Hopefully, tomorrow's PCE data will be an excuse for a rally in the metals, but if that rally doesn't appear, I'm more concerned about what happens to the miners at this point as it potentially dawns on longs that the quick recovery everyone was looking for (myself included) fails to appear. As long as the metals and GDX remain below their 5 dma's, the bears remain in charge.
You can often get an outsized aftershock effect in the miners if the metals lead the way to the downside. The same works on the upside too, and we saw this to some extent as the metals lead the miners up back in Q4 of 2025.

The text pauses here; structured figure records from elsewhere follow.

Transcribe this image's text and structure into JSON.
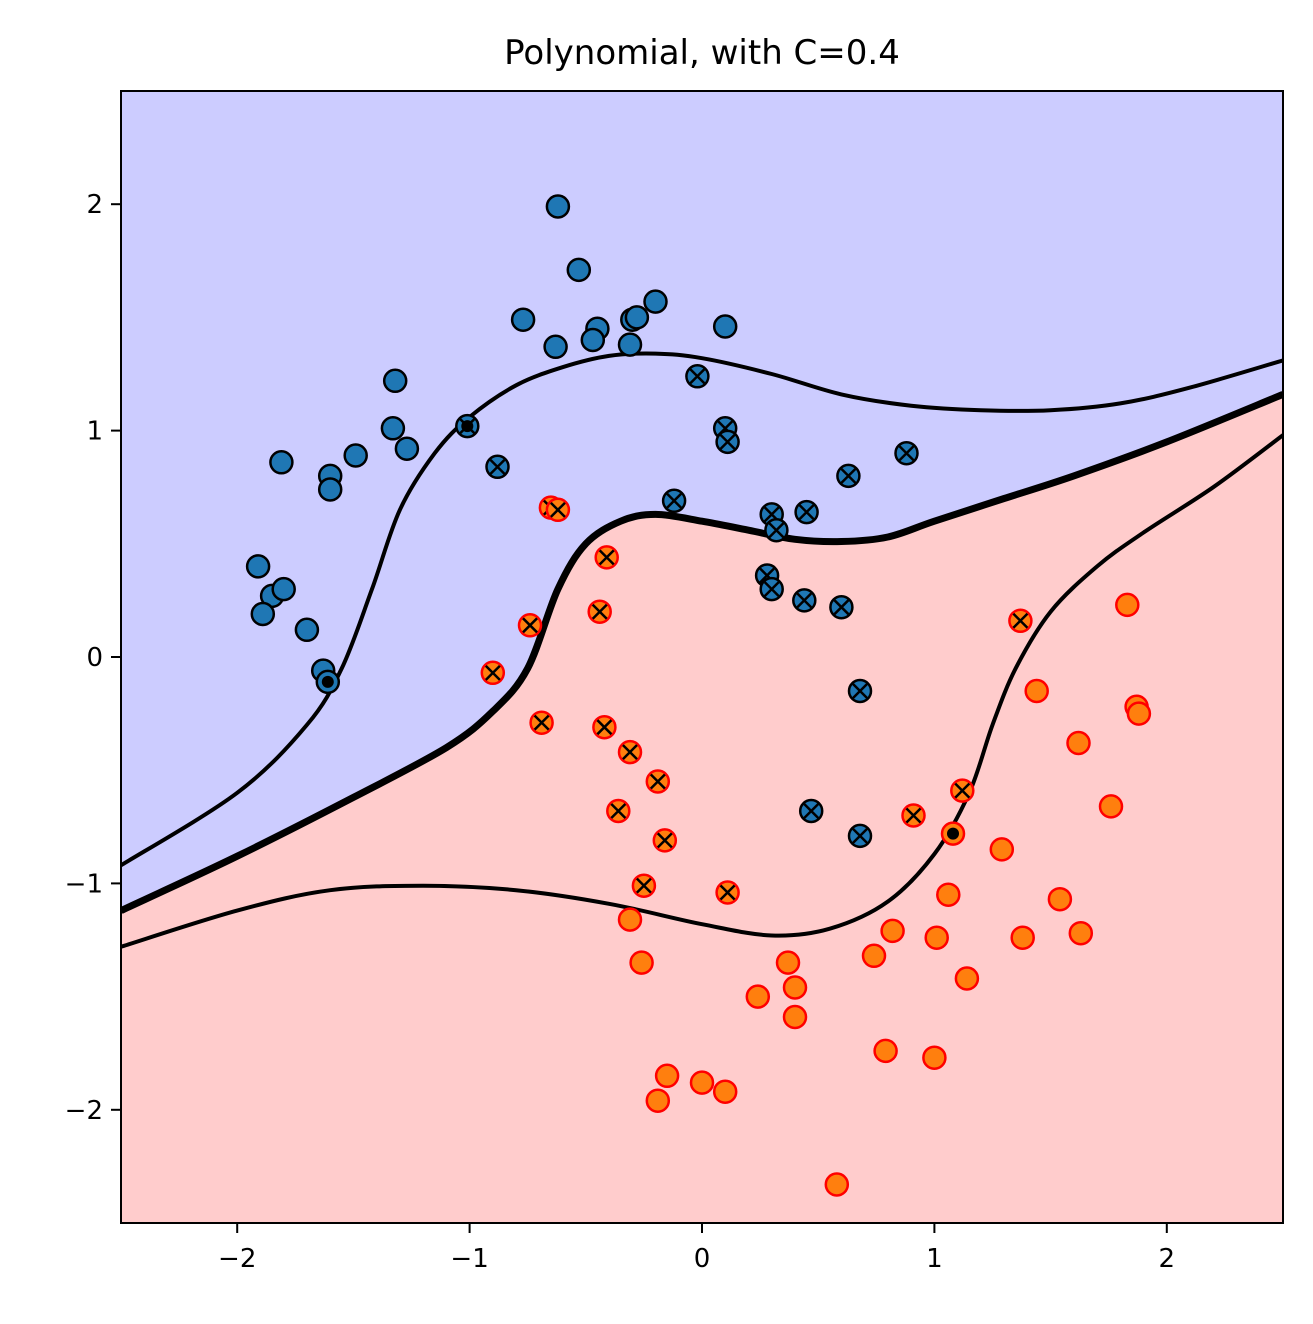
{
  "chart_data": {
    "type": "scatter",
    "title": "Polynomial, with C=0.4",
    "xlim": [
      -2.5,
      2.5
    ],
    "ylim": [
      -2.5,
      2.5
    ],
    "x_ticks": [
      -2,
      -1,
      0,
      1,
      2
    ],
    "y_ticks": [
      -2,
      -1,
      0,
      1,
      2
    ],
    "x_tick_labels": [
      "−2",
      "−1",
      "0",
      "1",
      "2"
    ],
    "y_tick_labels": [
      "−2",
      "−1",
      "0",
      "1",
      "2"
    ],
    "grid": false,
    "colors": {
      "class0_region": "#ccccff",
      "class1_region": "#ffcccc",
      "class0_point": "#1f77b4",
      "class1_point": "#ff7f0e",
      "class1_edge": "#ff0000",
      "boundary": "#000000"
    },
    "decision_boundary": [
      [
        -2.5,
        -1.12
      ],
      [
        -2.0,
        -0.88
      ],
      [
        -1.5,
        -0.62
      ],
      [
        -1.1,
        -0.4
      ],
      [
        -0.9,
        -0.24
      ],
      [
        -0.75,
        -0.05
      ],
      [
        -0.62,
        0.3
      ],
      [
        -0.5,
        0.5
      ],
      [
        -0.35,
        0.6
      ],
      [
        -0.2,
        0.63
      ],
      [
        0.0,
        0.6
      ],
      [
        0.2,
        0.56
      ],
      [
        0.4,
        0.52
      ],
      [
        0.6,
        0.51
      ],
      [
        0.8,
        0.53
      ],
      [
        1.0,
        0.6
      ],
      [
        1.3,
        0.7
      ],
      [
        1.6,
        0.8
      ],
      [
        2.0,
        0.95
      ],
      [
        2.5,
        1.16
      ]
    ],
    "margin_upper": [
      [
        -2.5,
        -0.92
      ],
      [
        -2.0,
        -0.6
      ],
      [
        -1.7,
        -0.3
      ],
      [
        -1.55,
        -0.05
      ],
      [
        -1.42,
        0.3
      ],
      [
        -1.3,
        0.65
      ],
      [
        -1.15,
        0.9
      ],
      [
        -1.0,
        1.06
      ],
      [
        -0.8,
        1.2
      ],
      [
        -0.6,
        1.28
      ],
      [
        -0.4,
        1.33
      ],
      [
        -0.2,
        1.34
      ],
      [
        0.0,
        1.32
      ],
      [
        0.3,
        1.25
      ],
      [
        0.6,
        1.16
      ],
      [
        0.9,
        1.11
      ],
      [
        1.2,
        1.09
      ],
      [
        1.5,
        1.09
      ],
      [
        1.8,
        1.12
      ],
      [
        2.1,
        1.19
      ],
      [
        2.5,
        1.31
      ]
    ],
    "margin_lower": [
      [
        -2.5,
        -1.28
      ],
      [
        -2.0,
        -1.12
      ],
      [
        -1.6,
        -1.03
      ],
      [
        -1.2,
        -1.01
      ],
      [
        -0.8,
        -1.03
      ],
      [
        -0.4,
        -1.09
      ],
      [
        0.0,
        -1.18
      ],
      [
        0.3,
        -1.23
      ],
      [
        0.55,
        -1.2
      ],
      [
        0.8,
        -1.08
      ],
      [
        1.0,
        -0.87
      ],
      [
        1.15,
        -0.6
      ],
      [
        1.25,
        -0.3
      ],
      [
        1.35,
        -0.05
      ],
      [
        1.5,
        0.2
      ],
      [
        1.7,
        0.4
      ],
      [
        1.9,
        0.55
      ],
      [
        2.2,
        0.75
      ],
      [
        2.5,
        0.98
      ]
    ],
    "series": [
      {
        "class": 0,
        "points": [
          [
            -0.62,
            1.99
          ],
          [
            -0.53,
            1.71
          ],
          [
            -0.2,
            1.57
          ],
          [
            -0.77,
            1.49
          ],
          [
            -0.45,
            1.45
          ],
          [
            -0.3,
            1.49
          ],
          [
            -0.28,
            1.5
          ],
          [
            0.1,
            1.46
          ],
          [
            -0.47,
            1.4
          ],
          [
            -0.63,
            1.37
          ],
          [
            -0.31,
            1.38
          ],
          [
            -1.32,
            1.22
          ],
          [
            -1.33,
            1.01
          ],
          [
            -1.27,
            0.92
          ],
          [
            -1.49,
            0.89
          ],
          [
            -1.81,
            0.86
          ],
          [
            -1.6,
            0.8
          ],
          [
            -1.6,
            0.74
          ],
          [
            -1.91,
            0.4
          ],
          [
            -1.85,
            0.27
          ],
          [
            -1.8,
            0.3
          ],
          [
            -1.89,
            0.19
          ],
          [
            -1.7,
            0.12
          ],
          [
            -1.63,
            -0.06
          ],
          [
            -1.61,
            -0.11
          ],
          [
            -1.01,
            1.02
          ],
          [
            -0.02,
            1.24
          ],
          [
            0.1,
            1.01
          ],
          [
            0.11,
            0.95
          ],
          [
            -0.88,
            0.84
          ],
          [
            0.88,
            0.9
          ],
          [
            0.63,
            0.8
          ],
          [
            -0.12,
            0.69
          ],
          [
            0.3,
            0.63
          ],
          [
            0.32,
            0.56
          ],
          [
            0.45,
            0.64
          ],
          [
            0.28,
            0.36
          ],
          [
            0.3,
            0.3
          ],
          [
            0.44,
            0.25
          ],
          [
            0.6,
            0.22
          ],
          [
            0.68,
            -0.15
          ],
          [
            0.47,
            -0.68
          ],
          [
            0.68,
            -0.79
          ]
        ],
        "support_vector_index": [
          25,
          26,
          27,
          28,
          29,
          30,
          31,
          32,
          33,
          34,
          35,
          36,
          37,
          38,
          39,
          40,
          41,
          42
        ],
        "free_sv_index": [
          24,
          25
        ]
      },
      {
        "class": 1,
        "points": [
          [
            -0.65,
            0.66
          ],
          [
            -0.62,
            0.65
          ],
          [
            -0.41,
            0.44
          ],
          [
            -0.74,
            0.14
          ],
          [
            -0.44,
            0.2
          ],
          [
            -0.9,
            -0.07
          ],
          [
            -0.69,
            -0.29
          ],
          [
            -0.42,
            -0.31
          ],
          [
            -0.31,
            -0.42
          ],
          [
            -0.19,
            -0.55
          ],
          [
            -0.36,
            -0.68
          ],
          [
            -0.16,
            -0.81
          ],
          [
            -0.25,
            -1.01
          ],
          [
            0.11,
            -1.04
          ],
          [
            0.91,
            -0.7
          ],
          [
            1.12,
            -0.59
          ],
          [
            1.37,
            0.16
          ],
          [
            1.08,
            -0.78
          ],
          [
            1.83,
            0.23
          ],
          [
            1.44,
            -0.15
          ],
          [
            1.87,
            -0.22
          ],
          [
            1.88,
            -0.25
          ],
          [
            1.62,
            -0.38
          ],
          [
            1.76,
            -0.66
          ],
          [
            1.29,
            -0.85
          ],
          [
            -0.31,
            -1.16
          ],
          [
            1.06,
            -1.05
          ],
          [
            1.54,
            -1.07
          ],
          [
            0.82,
            -1.21
          ],
          [
            1.01,
            -1.24
          ],
          [
            1.38,
            -1.24
          ],
          [
            1.63,
            -1.22
          ],
          [
            -0.26,
            -1.35
          ],
          [
            0.37,
            -1.35
          ],
          [
            0.74,
            -1.32
          ],
          [
            1.14,
            -1.42
          ],
          [
            0.4,
            -1.46
          ],
          [
            0.24,
            -1.5
          ],
          [
            0.4,
            -1.59
          ],
          [
            0.79,
            -1.74
          ],
          [
            1.0,
            -1.77
          ],
          [
            -0.15,
            -1.85
          ],
          [
            0.0,
            -1.88
          ],
          [
            0.1,
            -1.92
          ],
          [
            -0.19,
            -1.96
          ],
          [
            0.58,
            -2.33
          ]
        ],
        "support_vector_index": [
          0,
          1,
          2,
          3,
          4,
          5,
          6,
          7,
          8,
          9,
          10,
          11,
          12,
          13,
          14,
          15,
          16
        ],
        "free_sv_index": [
          17
        ]
      }
    ]
  }
}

Another thing to keep in mind is that the miners have been benefiting from a stock market tailwind from equities melting up too. If that changes, and the H&S tops in the SPY and QQQ suggest it may be changing, that will add downside pressure. Note the breakdowns in the XME and COPX today along those lines as well.
My gold model remained on a Tier 3 BUY for a fourth session, but the buy signal was pretty much trounced by sellers. This signal will work eventually, but if it's after the metals fall another 10 percent, it's obviously not very helpful. Again, sometimes the low probability event happens.
Positions: Short SPY, QQQ, MDY, and IWM. Long DBA, IBIT, and STRC. These longs are long-term holds. If I was trading them like I do the metals and miners, I would have punted them long ago, because they show no sign of turning yet.
Metals: I flattened out on the bounce after the equity open and went home in cash to lick my wounds. Tomorrow is a new day.